Clients written against OpenAI’s /v1/chat/completions work unchanged — aistack does not alter messages, tools, response_format, or any other OpenAI field. It only fills in keep_alive when missing.

When this endpoint receives a request:

  1. Acquire global GPU slot. Concurrent requests across ASR / TTS / LLM get HTTP 503 with Retry-After. The slot represents “GPU is doing inference” regardless of which process owns the kernels.
  2. Evict ASR. _model_cache.evict_category("asr-main") drops every currently-resident ASR main model.
  3. Inject keep_alive. If the request body omits it, set it to "30s".
  4. Forward to Ollama. Stream the response (when stream=true) chunk-by-chunk so first-token latency reaches the client as quickly as possible.
  5. Release the slot. On normal completion, on stream end, on client disconnect, or on upstream error.
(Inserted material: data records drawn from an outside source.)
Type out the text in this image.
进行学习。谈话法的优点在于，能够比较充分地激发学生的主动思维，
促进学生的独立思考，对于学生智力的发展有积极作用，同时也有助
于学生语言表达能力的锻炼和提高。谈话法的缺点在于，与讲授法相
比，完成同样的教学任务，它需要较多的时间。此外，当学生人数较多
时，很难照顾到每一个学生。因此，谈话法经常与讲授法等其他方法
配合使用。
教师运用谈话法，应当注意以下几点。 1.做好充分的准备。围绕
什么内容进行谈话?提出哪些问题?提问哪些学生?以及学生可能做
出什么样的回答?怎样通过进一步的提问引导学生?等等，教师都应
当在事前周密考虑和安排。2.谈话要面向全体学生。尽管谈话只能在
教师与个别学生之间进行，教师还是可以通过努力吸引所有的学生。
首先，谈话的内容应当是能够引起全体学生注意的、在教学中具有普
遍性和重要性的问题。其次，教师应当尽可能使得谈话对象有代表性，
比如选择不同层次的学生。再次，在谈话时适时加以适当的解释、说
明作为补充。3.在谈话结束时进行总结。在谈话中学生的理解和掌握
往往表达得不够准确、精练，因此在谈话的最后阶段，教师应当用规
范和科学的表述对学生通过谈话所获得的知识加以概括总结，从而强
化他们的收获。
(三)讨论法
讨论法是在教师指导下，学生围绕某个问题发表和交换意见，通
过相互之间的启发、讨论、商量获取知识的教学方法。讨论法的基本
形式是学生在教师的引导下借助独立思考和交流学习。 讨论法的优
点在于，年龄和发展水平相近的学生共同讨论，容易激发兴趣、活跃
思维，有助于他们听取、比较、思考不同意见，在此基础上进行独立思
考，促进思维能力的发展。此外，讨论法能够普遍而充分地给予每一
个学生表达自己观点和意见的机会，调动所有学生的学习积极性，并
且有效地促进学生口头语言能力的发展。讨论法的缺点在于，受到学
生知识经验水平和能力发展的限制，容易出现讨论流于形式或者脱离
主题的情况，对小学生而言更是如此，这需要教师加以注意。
This means: a fresh ASR call right after an LLM call may pay a cold-load latency (the asr-main model was evicted to make room). That trade-off is intentional — the alternative is OOM on tight VRAM. For workflows that hammer the LLM many times in a row (e.g. batch translation), the 30 s keep_alive default keeps Ollama warm across calls. For workflows that interleave ASR and LLM tightly (e.g. a real-time multimodal agent), expect cold-load taxes either way on 8 GB hardware; lowering Qwen3-TTS Docker’s gpu_memory_utilization is the principal lever to recover VRAM.
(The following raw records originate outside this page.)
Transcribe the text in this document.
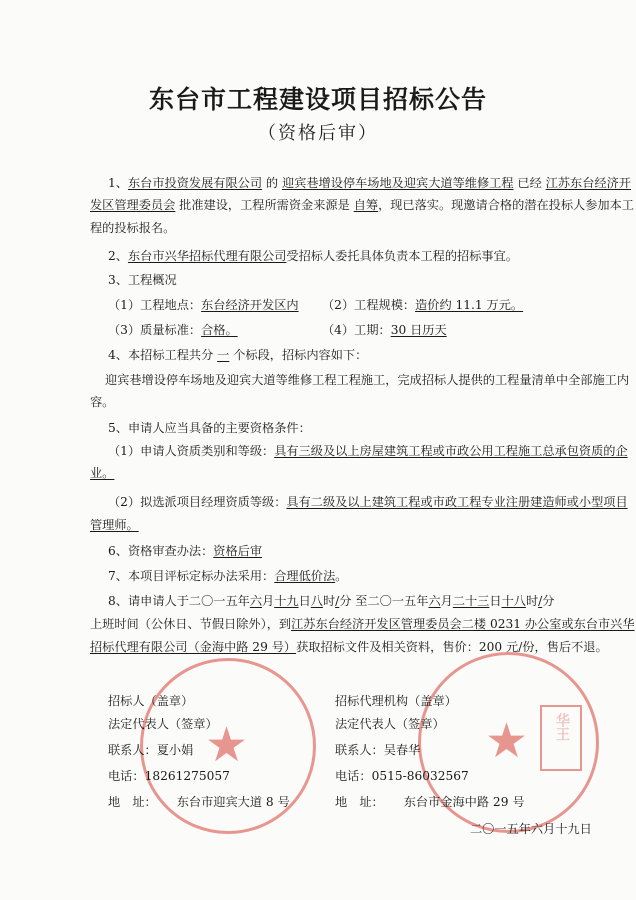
东台市工程建设项目招标公告
（资格后审）
1、东台市投资发展有限公司 的 迎宾巷增设停车场地及迎宾大道等维修工程 已经 江苏东台经济开
发区管理委员会 批准建设，工程所需资金来源是 自筹，现已落实。现邀请合格的潜在投标人参加本工
程的投标报名。
2、东台市兴华招标代理有限公司受招标人委托具体负责本工程的招标事宜。
3、工程概况
（1）工程地点：东台经济开发区内 （2）工程规模：造价约 11.1 万元。
（3）质量标准：合格。	（4）工期：30 日历天
4、本招标工程共分 一 个标段，招标内容如下：
迎宾巷增设停车场地及迎宾大道等维修工程工程施工，完成招标人提供的工程量清单中全部施工内
容。
5、申请人应当具备的主要资格条件：
（1）申请人资质类别和等级：具有三级及以上房屋建筑工程或市政公用工程施工总承包资质的企
业。
（2）拟选派项目经理资质等级：具有二级及以上建筑工程或市政工程专业注册建造师或小型项目
管理师。
6、资格审查办法：资格后审
7、本项目评标定标办法采用：合理低价法。
8、请申请人于二〇一五年六月十九日八时/分 至二〇一五年六月二十三日十八时/分
上班时间（公休日、节假日除外），到江苏东台经济开发区管理委员会二楼 0231 办公室或东台市兴华
招标代理有限公司（金海中路 29 号）获取招标文件及相关资料，售价：200 元/份，售后不退。
★	★ 华王
招标人（盖章）
法定代表人（签章）
联系人：夏小娟
电话：18261275057
地　址： 东台市迎宾大道 8 号
招标代理机构（盖章）
法定代表人（签章）
联系人：吴春华
电话：0515-86032567
地　址： 东台市金海中路 29 号
二〇一五年六月十九日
Every Ollama-served LLM advertises supports_streaming: true in /v1/models. When stream=true, aistack forwards Ollama’s SSE chunks through unchanged — first-token latency is Ollama’s prefill time plus a sub-millisecond proxy overhead on localhost.

Client disconnect propagates: aistack closes the upstream connection on disconnect so Ollama’s runner can abort generation rather than running to completion on a dead socket.
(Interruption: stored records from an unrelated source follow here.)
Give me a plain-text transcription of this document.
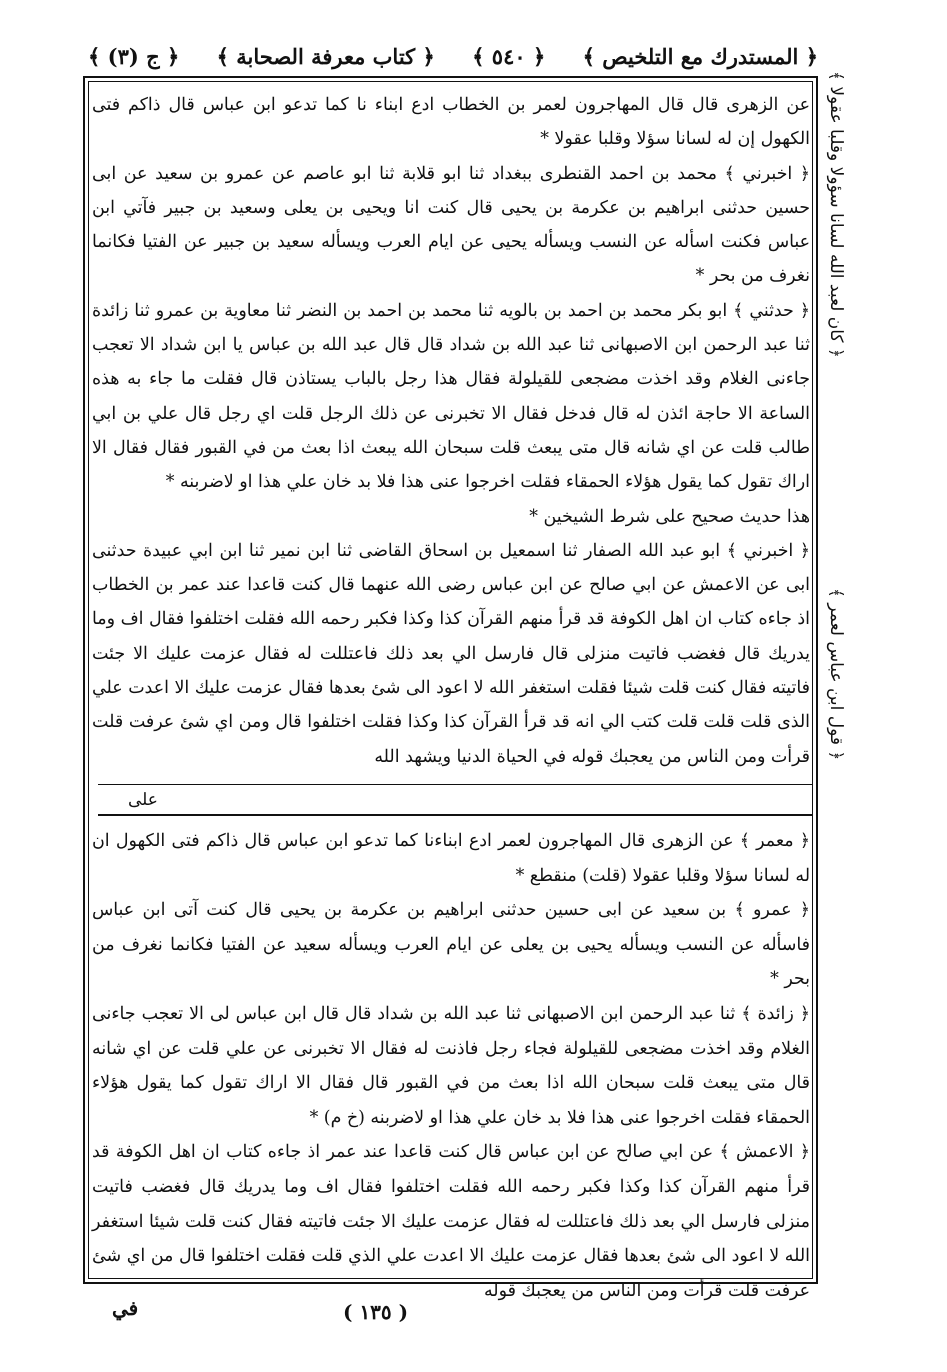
﴿ المستدرك مع التلخيص ﴾
﴿ ٥٤٠ ﴾
﴿ كتاب معرفة الصحابة ﴾
﴿ ج (٣) ﴾
﴿ كان لعبد الله لسانا سؤولا وقلبا عقولا ﴾
﴿ قول ابن عباس لعمر ﴾

عن الزهرى قال قال المهاجرون لعمر بن الخطاب ادع ابناء نا كما تدعو ابن عباس قال ذاكم فتى الكهول إن له لسانا سؤلا وقلبا عقولا *

﴿ اخبرني ﴾ محمد بن احمد القنطرى ببغداد ثنا ابو قلابة ثنا ابو عاصم عن عمرو بن سعيد عن ابى حسين حدثنى ابراهيم بن عكرمة بن يحيى قال كنت انا ويحيى بن يعلى وسعيد بن جبير فآتي ابن عباس فكنت اسأله عن النسب ويسأله يحيى عن ايام العرب ويسأله سعيد بن جبير عن الفتيا فكانما نغرف من بحر *

﴿ حدثني ﴾ ابو بكر محمد بن احمد بن بالويه ثنا محمد بن احمد بن النضر ثنا معاوية بن عمرو ثنا زائدة ثنا عبد الرحمن ابن الاصبهانى ثنا عبد الله بن شداد قال قال عبد الله بن عباس يا ابن شداد الا تعجب جاءنى الغلام وقد اخذت مضجعى للقيلولة فقال هذا رجل بالباب يستاذن قال فقلت ما جاء به هذه الساعة الا حاجة ائذن له قال فدخل فقال الا تخبرنى عن ذلك الرجل قلت اي رجل قال علي بن ابي طالب قلت عن اي شانه قال متى يبعث قلت سبحان الله يبعث اذا بعث من في القبور فقال فقال الا اراك تقول كما يقول هؤلاء الحمقاء فقلت اخرجوا عنى هذا فلا بد خان علي هذا او لاضربنه *

هذا حديث صحيح على شرط الشيخين *

﴿ اخبرني ﴾ ابو عبد الله الصفار ثنا اسمعيل بن اسحاق القاضى ثنا ابن نمير ثنا ابن ابي عبيدة حدثنى ابى عن الاعمش عن ابي صالح عن ابن عباس رضى الله عنهما قال كنت قاعدا عند عمر بن الخطاب اذ جاءه كتاب ان اهل الكوفة قد قرأ منهم القرآن كذا وكذا فكبر رحمه الله فقلت اختلفوا فقال اف وما يدريك قال فغضب فاتيت منزلى قال فارسل الي بعد ذلك فاعتللت له فقال عزمت عليك الا جئت فاتيته فقال كنت قلت شيئا فقلت استغفر الله لا اعود الى شئ بعدها فقال عزمت عليك الا اعدت علي الذى قلت قلت قلت كتب الي انه قد قرأ القرآن كذا وكذا فقلت اختلفوا قال ومن اي شئ عرفت قلت قرأت ومن الناس من يعجبك قوله في الحياة الدنيا ويشهد الله

على

﴿ معمر ﴾ عن الزهرى قال المهاجرون لعمر ادع ابناءنا كما تدعو ابن عباس قال ذاكم فتى الكهول ان له لسانا سؤلا وقلبا عقولا (قلت) منقطع *

﴿ عمرو ﴾ بن سعيد عن ابى حسين حدثنى ابراهيم بن عكرمة بن يحيى قال كنت آتى ابن عباس فاسأله عن النسب ويسأله يحيى بن يعلى عن ايام العرب ويسأله سعيد عن الفتيا فكانما نغرف من بحر *

﴿ زائدة ﴾ ثنا عبد الرحمن ابن الاصبهانى ثنا عبد الله بن شداد قال قال ابن عباس لى الا تعجب جاءنى الغلام وقد اخذت مضجعى للقيلولة فجاء رجل فاذنت له فقال الا تخبرنى عن علي قلت عن اي شانه قال متى يبعث قلت سبحان الله اذا بعث من في القبور قال فقال الا اراك تقول كما يقول هؤلاء الحمقاء فقلت اخرجوا عنى هذا فلا بد خان علي هذا او لاضربنه (خ م) *

﴿ الاعمش ﴾ عن ابي صالح عن ابن عباس قال كنت قاعدا عند عمر اذ جاءه كتاب ان اهل الكوفة قد قرأ منهم القرآن كذا وكذا فكبر رحمه الله فقلت اختلفوا فقال اف وما يدريك قال فغضب فاتيت منزلى فارسل الي بعد ذلك فاعتللت له فقال عزمت عليك الا جئت فاتيته فقال كنت قلت شيئا استغفر الله لا اعود الى شئ بعدها فقال عزمت عليك الا اعدت علي الذي قلت فقلت اختلفوا قال من اي شئ عرفت قلت قرأت ومن الناس من يعجبك قوله

( ١٣٥ )
في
aistack distinguishes errors that originate at the gateway boundary from errors that originate at Ollama itself.

Gateway-originated errors use the standard {error: {kind, provider, message}} envelope (see errors):

{
"error": {
"kind": "network",
"provider": "aistack",
"message": "Ollama is not reachable at http://127.0.0.1:11434. Start it with: ollama serve"
}
}

Backend-originated errors (Ollama rejected the request because of an unknown model, malformed messages, etc.) are passed through verbatim. The client sees Ollama’s error format directly. This is intentional: existing OpenAI-compatible clients have their own expectations for what an Ollama / OpenAI error looks like, and re-wrapping them would break that.

So: branch on error.kind when present (it is the aistack envelope); fall back to OpenAI / Ollama error parsing for any non-2xx response without a kind field.

  • GET /v1/models aggregates Ollama’s installed models with capabilities=["llm"] and owned_by="ollama". If Ollama is unreachable the LLM entries are silently omitted (no entry, no error) — the rest of /v1/models continues to serve.
  • A direct POST /v1/chat/completions while Ollama is unreachable returns 503 network with the actionable message above.

Server-side env var:

AISTACK_OLLAMA_URL default http://127.0.0.1:11434

Set in scripts/dev.bat or your launcher when Ollama runs on a non-default port or another host on the LAN.

OpenAI-compatible request and response shapes within /v1 follow OpenAI’s published spec. Streaming format follows OpenAI’s chunk schema. aistack-side behaviour (eviction, keep_alive injection) is documented above and stable within /v1; if it changes meaningfully (e.g. a different default keep_alive), it will be a /v1 additive change with a release note, not a /v2 break.